I was elected under the loud, ticking clock of term limits, so I'm very conscious of time. I have less than five years even if I'm reelected. One, I want to keep pushing the transparency issue. By the time I leave the Controller's office, I want to see a city government that is understandable and visible to the public we serve and ways that the public can easily understood how their dollars are being spent in the city. Actually, one of the positive outcomes I think came from the secession battle is that those questions were being asked. I didn't want the city to split up, but I did want the city to be able to answer questions about how our dollars are spent. So, that is one item that I'm focused on.

Another thing is the elimination of waste and fraud. I know I'll never do it 100 percent – it's just human nature to goof up sometimes. But, there are such wide and deep swaths of inefficiency and old ways of doing things that no longer make sense in this city, I could just focus on that and have a very full-time job.
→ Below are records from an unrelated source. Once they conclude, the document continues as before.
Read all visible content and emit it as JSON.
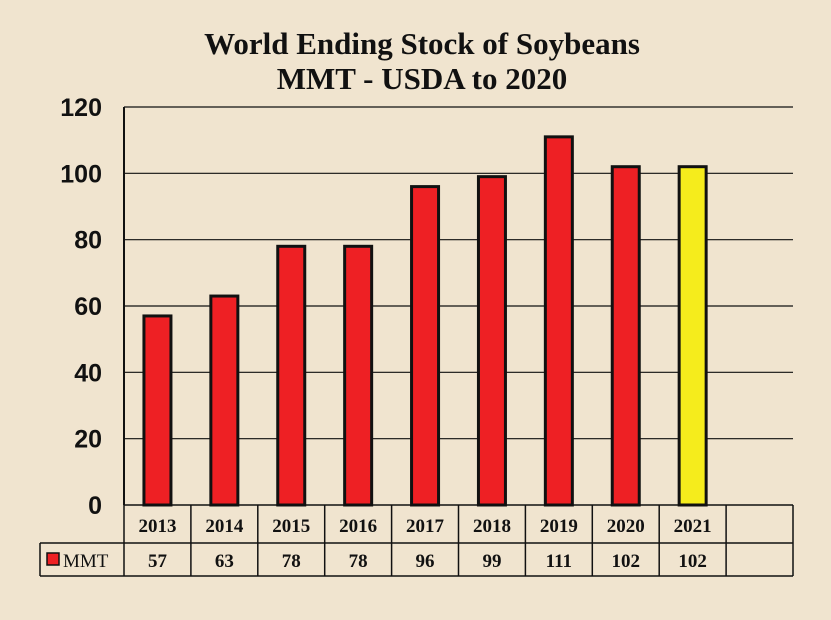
{
  "chart_data": {
    "type": "bar",
    "title": "World Ending Stock of Soybeans",
    "subtitle": "MMT - USDA to 2020",
    "categories": [
      "2013",
      "2014",
      "2015",
      "2016",
      "2017",
      "2018",
      "2019",
      "2020",
      "2021"
    ],
    "series": [
      {
        "name": "MMT",
        "values": [
          57,
          63,
          78,
          78,
          96,
          99,
          111,
          102,
          102
        ],
        "color": "#ee2024",
        "highlight_color": "#f5ec1c",
        "highlight_index": 8
      }
    ],
    "ylim": [
      0,
      120
    ],
    "yticks": [
      0,
      20,
      40,
      60,
      80,
      100,
      120
    ],
    "grid": true,
    "legend": "data-table-left",
    "data_table": true
  }
}
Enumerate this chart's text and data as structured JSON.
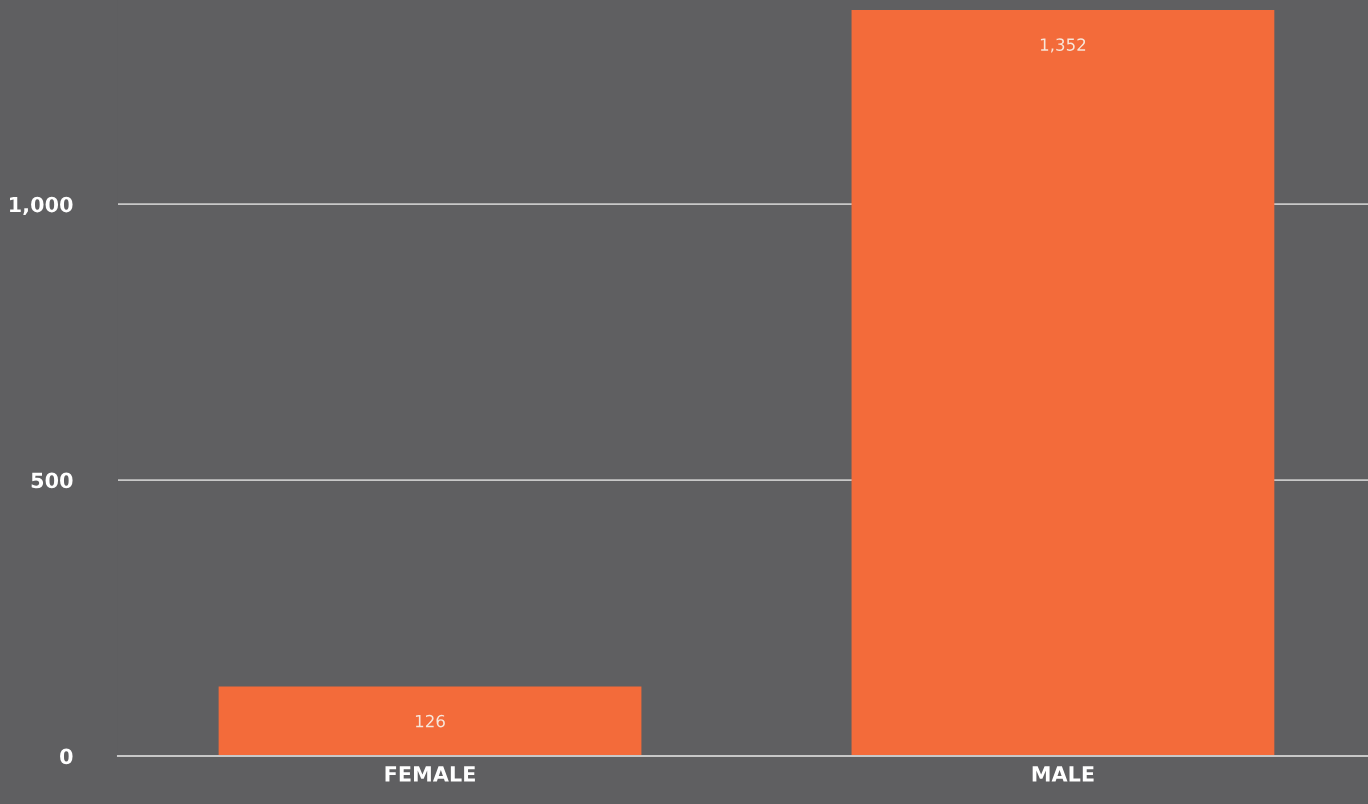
{
  "chart_data": {
    "type": "bar",
    "categories": [
      "FEMALE",
      "MALE"
    ],
    "values": [
      126,
      1352
    ],
    "color": "#f36b3a",
    "value_labels": [
      "126",
      "1,352"
    ],
    "ylim": [
      0,
      1370
    ],
    "yticks": [
      0,
      500,
      {
        "value": 1000,
        "label": "1,000"
      }
    ],
    "grid": "y"
  }
}
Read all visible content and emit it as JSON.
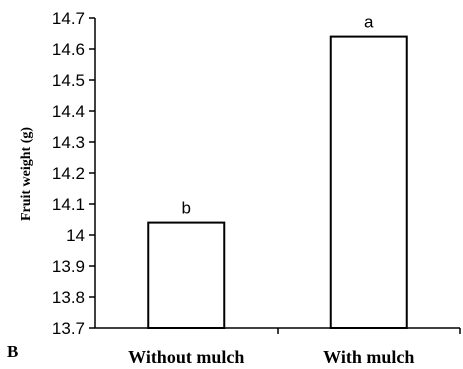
{
  "panel_label": "B",
  "chart_data": {
    "type": "bar",
    "categories": [
      "Without mulch",
      "With mulch"
    ],
    "values": [
      14.04,
      14.64
    ],
    "data_labels": [
      "b",
      "a"
    ],
    "ylabel": "Fruit weight (g)",
    "xlabel": "",
    "ylim": [
      13.7,
      14.7
    ],
    "yticks": [
      "13.7",
      "13.8",
      "13.9",
      "14",
      "14.1",
      "14.2",
      "14.3",
      "14.4",
      "14.5",
      "14.6",
      "14.7"
    ],
    "grid": false,
    "bar_fill": "#ffffff",
    "bar_stroke": "#000000"
  }
}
Lastly, by the time I finish a second term as City Controller, I really would like to be able to look taxpayers straight in the eye and say that the biggest portion of their tax dollars are actually being spent wisely and well. I think that is doable – to be able to reassure the public that that is the case and to make that be the case. So, I'm very hopeful and eager to have a second term. I think this office still isn't fully and finally shaped, and subsequent controllers will probably reshape it again. The city is in very interesting and exciting times, with great opportunities for change and improvement. I'm looking forward to a very active, knock-your-socks-off second term. But it will be knock-your-socks-off with public involvement.